Banyuwangi,– Hasil dari hering di DPRD Banyuwangi terkait PENGGEMBOKAN AKSES MASUK Tanah sempadan sungai timur jembatan besar genteng kulon jalan nasional oleh dua orang, kini menciptakan POLEMIK dimata warga pengais rejeki, yaitu warung nasi , kopi dan usaha kecil lainnya yang sudah bertahun tahun menempatinya, Pinggiran sungai setail genteng kulon Gedung Nasional Indonesia timur sungai jalan jember, desa genteng kulon, kecamatan genteng, kabupaten Banyuwangi, Jawa Timur.Senen (20/11/2023)

Rofiq bersama Masruri ketua BCW membentuk tim dengan nama TAGAR (tim advokasi tanah negara), berdasarkan riwayat tempat itu adalah jurang sungai yang menjadi tempat pembuangan sampah sekira akhir tahun 1992 an, Curug yang diurug oleh warga hingga dapat dimanfaatkan menjadi tempat jualan oleh warga termasuk jual beli kendaraan roda dua atau PDS genteng”, kata Rofiq.

Seiring berjalanya waktu semakin ramai, bertambah lagi dibuat jual beli mobil APJM (tempat transaksi jual beli mobil) dan UMKM masyarakat Genteng dan sekitarnya.

Namun tiba tiba sekitar tahun 2016 -2017 ada beberapa orang dengan didampingi oleh lowyer inisial W yang mengaku menjadi kuasa, bahwasanya lahan itu adalah lahan milik kliennya dan dipasanglah banner dengan keterangan nomor SHM di dalamnya. Salah satu aktivis Banyuwangi selatan Rofiq yang berada di lokasi saat itu sontak melakukan penolakan keras atas pengukuran dan pemasangan banner yang dilakukan oleh agraria,” kata Rofiq.

Lanjut rofiq sampai saat ini lokasi tersebut masih tetap ditempati oleh warga yang mengais Rizqi diatas tanah milik negara, yaitu sempadan sungai setail. Hingga sekitar bulan Agustus akhir, ada seseorang yang melakukan tindakan Penggembokan akses masuk area sempadan sungai, yang sebelumnya telah dilakukan pemagaran area sempadan oleh oknum kurang lebih ditahun 2020.

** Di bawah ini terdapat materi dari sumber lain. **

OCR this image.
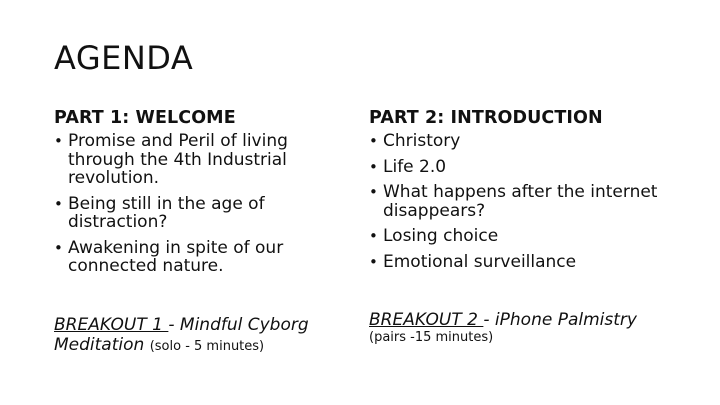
AGENDA
PART 1: WELCOME
• Promise and Peril of living through the 4th Industrial revolution.
• Being still in the age of distraction?
• Awakening in spite of our connected nature.
BREAKOUT 1 - Mindful Cyborg Meditation (solo - 5 minutes)
PART 2: INTRODUCTION
• Christory
• Life 2.0
• What happens after the internet disappears?
• Losing choice
• Emotional surveillance
BREAKOUT 2 - iPhone Palmistry
(pairs -15 minutes)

Diduga mereka melakukan perbuatan yang melanggar PERDA PEMPROV JATIM no.7 tahun 2005, tentang pengendalian pemakaian tanah dilingkungan Pemprov Jatim pasal 18. Yang ketentuan pidana nya menyebutkan
Setiap orang yang melanggar ketentuan dalam pasal 3 ayat 3,4. Pasal 4, pasal 5 ayat 1, pasal 6 ayat 1 pasal 8 ayat 1 dan pasal 12 ayat 1. Diancam pidana kurungan paling lama 6 bulan/ denda 50 juta, “unkap Rofiq.

Hingga diagendakan hearing ke DPRD dan disetujui oleh komisi 1, dari hasil hering pihak Pengairan menjelaskan, “bahwa jarak sempadan sungai yaitu mengikuti Peraturan Menteri PUPR Nomor 28 Tahun 2015 tentang Penetapan Garis Sempadan Sungai, dan sungai yang kedalamannya 3 sampai 20 meter”, tanah sepadan sungai adalah 15 meter dari bibir sungai”, ungkap nuris tegas.

Dan dari DPRD sendiri lewat ketua rapat mengatakan,” tidak bisa memutuskan atau mengambil keputusan terkait permasalahan itu dan sehubungan dengan hal tersebut pendamping komisi 1 menjadwalkan kegiatan TL dan setidaknya minggu depan dapat dilakukan, ” ucapnya.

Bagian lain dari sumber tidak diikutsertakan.